稲本さんに尋ねて見えてきたのは、“4つの法則”だ。
②「違和感」がある
③「70%の完成度」で出す
④「点」ではなく「面」で見せる
順を追って見ていこう。
1.「ネタ」と「ストーリー」がある
稲本さんは、自分がつくる商品は「漫才師のネタのようなもの」と思っているそうだ。「人が人としゃべる際の、コミュニケーションツールの1つ」だと捉えている。
「関西人魂もありますが、とにかく面白いものを作りたい。『マジック型のふりかけがあったで!』と通りすがりにチラッと見ただけでもその商品についてしゃべりたくなる、誰かに伝えたくなる“ネタ”をつくれば売れる」。
ただしこの「面白さ」のレベルには注意が必要だ。「そんじょそこらの面白さ」ではヒットしない。「めっちゃよく考えてんな作った人」と消費者に感心されるほどつくり込むのがポイントだという。
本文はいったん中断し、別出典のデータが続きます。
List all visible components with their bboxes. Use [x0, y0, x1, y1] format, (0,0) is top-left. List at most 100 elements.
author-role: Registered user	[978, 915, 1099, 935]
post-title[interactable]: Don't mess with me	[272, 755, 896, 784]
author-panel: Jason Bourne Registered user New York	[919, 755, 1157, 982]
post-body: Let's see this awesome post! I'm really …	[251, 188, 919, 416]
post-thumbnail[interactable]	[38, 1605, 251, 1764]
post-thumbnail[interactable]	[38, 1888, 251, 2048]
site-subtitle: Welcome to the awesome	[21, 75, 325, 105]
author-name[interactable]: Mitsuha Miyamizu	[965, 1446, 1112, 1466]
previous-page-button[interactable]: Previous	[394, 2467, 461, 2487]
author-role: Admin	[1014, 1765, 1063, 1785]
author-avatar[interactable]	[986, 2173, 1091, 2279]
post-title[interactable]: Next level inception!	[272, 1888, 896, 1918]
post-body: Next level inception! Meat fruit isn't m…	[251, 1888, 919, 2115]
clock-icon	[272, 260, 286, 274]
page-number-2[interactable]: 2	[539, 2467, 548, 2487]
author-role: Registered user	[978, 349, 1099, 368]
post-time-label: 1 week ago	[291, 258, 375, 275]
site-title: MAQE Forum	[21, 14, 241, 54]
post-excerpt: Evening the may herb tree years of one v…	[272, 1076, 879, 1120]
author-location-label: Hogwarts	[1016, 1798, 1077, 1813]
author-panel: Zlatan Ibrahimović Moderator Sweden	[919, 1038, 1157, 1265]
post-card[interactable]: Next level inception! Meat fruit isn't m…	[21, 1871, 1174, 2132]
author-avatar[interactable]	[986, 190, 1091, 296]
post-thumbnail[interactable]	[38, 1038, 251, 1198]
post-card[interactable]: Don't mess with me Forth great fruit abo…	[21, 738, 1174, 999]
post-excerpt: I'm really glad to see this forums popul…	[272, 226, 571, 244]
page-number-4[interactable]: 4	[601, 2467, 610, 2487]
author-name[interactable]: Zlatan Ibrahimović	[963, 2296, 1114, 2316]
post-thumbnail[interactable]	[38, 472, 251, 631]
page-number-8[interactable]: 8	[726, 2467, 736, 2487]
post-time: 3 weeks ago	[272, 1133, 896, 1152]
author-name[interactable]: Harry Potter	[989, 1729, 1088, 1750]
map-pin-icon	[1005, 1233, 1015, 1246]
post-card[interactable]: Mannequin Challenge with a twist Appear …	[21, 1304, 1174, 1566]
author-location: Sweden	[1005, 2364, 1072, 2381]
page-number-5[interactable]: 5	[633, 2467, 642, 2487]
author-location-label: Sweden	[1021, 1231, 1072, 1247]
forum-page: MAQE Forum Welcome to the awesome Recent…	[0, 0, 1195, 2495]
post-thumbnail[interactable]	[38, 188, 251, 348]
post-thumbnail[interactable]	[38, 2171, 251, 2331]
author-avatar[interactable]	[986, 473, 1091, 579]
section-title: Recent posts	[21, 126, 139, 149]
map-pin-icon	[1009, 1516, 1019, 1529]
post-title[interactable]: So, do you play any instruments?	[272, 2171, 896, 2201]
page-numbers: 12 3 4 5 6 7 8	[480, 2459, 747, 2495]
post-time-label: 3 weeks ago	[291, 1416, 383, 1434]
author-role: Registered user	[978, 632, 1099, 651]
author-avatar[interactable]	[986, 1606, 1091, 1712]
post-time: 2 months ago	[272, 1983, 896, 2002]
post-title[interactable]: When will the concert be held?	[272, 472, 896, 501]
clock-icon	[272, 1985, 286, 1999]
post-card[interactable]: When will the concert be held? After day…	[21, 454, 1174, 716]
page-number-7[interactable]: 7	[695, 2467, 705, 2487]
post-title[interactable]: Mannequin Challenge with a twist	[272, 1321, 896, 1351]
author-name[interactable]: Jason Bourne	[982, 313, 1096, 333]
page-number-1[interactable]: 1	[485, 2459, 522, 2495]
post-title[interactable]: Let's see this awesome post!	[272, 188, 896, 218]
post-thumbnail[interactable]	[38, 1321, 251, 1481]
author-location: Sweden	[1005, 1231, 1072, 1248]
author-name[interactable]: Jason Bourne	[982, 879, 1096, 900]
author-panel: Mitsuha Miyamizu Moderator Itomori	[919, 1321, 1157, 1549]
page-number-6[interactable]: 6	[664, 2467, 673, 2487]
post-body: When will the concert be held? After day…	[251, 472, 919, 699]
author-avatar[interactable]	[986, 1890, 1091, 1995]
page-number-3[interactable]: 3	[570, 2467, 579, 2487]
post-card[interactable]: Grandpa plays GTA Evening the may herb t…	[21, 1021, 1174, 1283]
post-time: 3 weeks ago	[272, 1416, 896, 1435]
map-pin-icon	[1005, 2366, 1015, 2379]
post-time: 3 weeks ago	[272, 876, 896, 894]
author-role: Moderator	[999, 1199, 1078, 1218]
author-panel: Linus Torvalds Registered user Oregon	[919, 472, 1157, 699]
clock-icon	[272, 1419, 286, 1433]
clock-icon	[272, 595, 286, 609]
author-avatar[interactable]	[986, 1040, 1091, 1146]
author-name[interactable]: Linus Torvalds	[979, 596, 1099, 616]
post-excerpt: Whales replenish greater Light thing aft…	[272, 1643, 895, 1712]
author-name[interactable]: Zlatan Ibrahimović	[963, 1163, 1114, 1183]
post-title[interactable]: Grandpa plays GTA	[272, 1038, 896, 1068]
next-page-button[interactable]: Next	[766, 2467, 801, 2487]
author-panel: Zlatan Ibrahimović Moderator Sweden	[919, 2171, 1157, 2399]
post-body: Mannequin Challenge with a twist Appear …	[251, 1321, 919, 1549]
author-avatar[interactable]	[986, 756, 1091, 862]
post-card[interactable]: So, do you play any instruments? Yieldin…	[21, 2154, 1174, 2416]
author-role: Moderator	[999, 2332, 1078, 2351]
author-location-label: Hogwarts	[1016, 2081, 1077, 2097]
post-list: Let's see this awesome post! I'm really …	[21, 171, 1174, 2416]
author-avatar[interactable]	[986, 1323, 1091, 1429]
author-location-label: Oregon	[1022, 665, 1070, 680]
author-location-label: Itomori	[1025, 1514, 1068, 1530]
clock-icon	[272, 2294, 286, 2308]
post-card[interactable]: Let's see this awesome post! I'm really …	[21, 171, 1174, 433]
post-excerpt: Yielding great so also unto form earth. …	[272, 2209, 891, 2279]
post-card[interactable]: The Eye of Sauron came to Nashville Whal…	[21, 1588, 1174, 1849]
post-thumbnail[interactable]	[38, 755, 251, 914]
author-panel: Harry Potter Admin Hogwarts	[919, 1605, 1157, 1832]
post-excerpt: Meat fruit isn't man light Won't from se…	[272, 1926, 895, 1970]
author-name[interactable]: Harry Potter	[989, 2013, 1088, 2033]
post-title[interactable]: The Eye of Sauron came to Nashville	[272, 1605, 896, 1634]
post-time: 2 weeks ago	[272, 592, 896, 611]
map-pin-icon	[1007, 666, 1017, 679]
同時に、「ストーリーのないものづくりをしても絶対バズらへん」と稲本さん。
「蜂蜜みたいでおいしそう」がきっかけだった
ネタとストーリーのある事例として教えてくれたのが、2020年に発売し、初回製造分の1000個が3分で完売した、「はちみつアラビックリ⁉ヤマト」(以下、アラビックリヤマト)だ。
「アラビックヤマトののり容器に蜂蜜が入っている」ところが、誰かに伝えたくなるネタの部分。たしかに、一見しただけでは分からない驚きと面白さがある。
ストーリーはというと、「まず、製造元のヤマトさんがアラビックヤマトをもっと広めたい相談に来たときに、子どもの頃から『のりが蜂蜜っぽくておいしそうと感じていたこと』を思い出したのがヒントになった」と稲本さん。
そこから、「のりは固まったらあかんから容器は密封性を持っている。それなら蜂蜜でも乾かないし、白くならないよな。しかも、のりがあんなにきれいに塗れるなら、はちみつもうまく出たら塗りやすいんちゃう? はちみつの瓶ってそもそもなんで瓶なん。開けにくいし、触れたら手がベタベタになったり、スプーンがカピカピになる。それが全部のり容器に入れたら解決するやん!」と考えた。
「全部たまたまではなく、狙ってやっていることが重要」とのこと。1から10までものづくりの文脈を説明できるということだろう。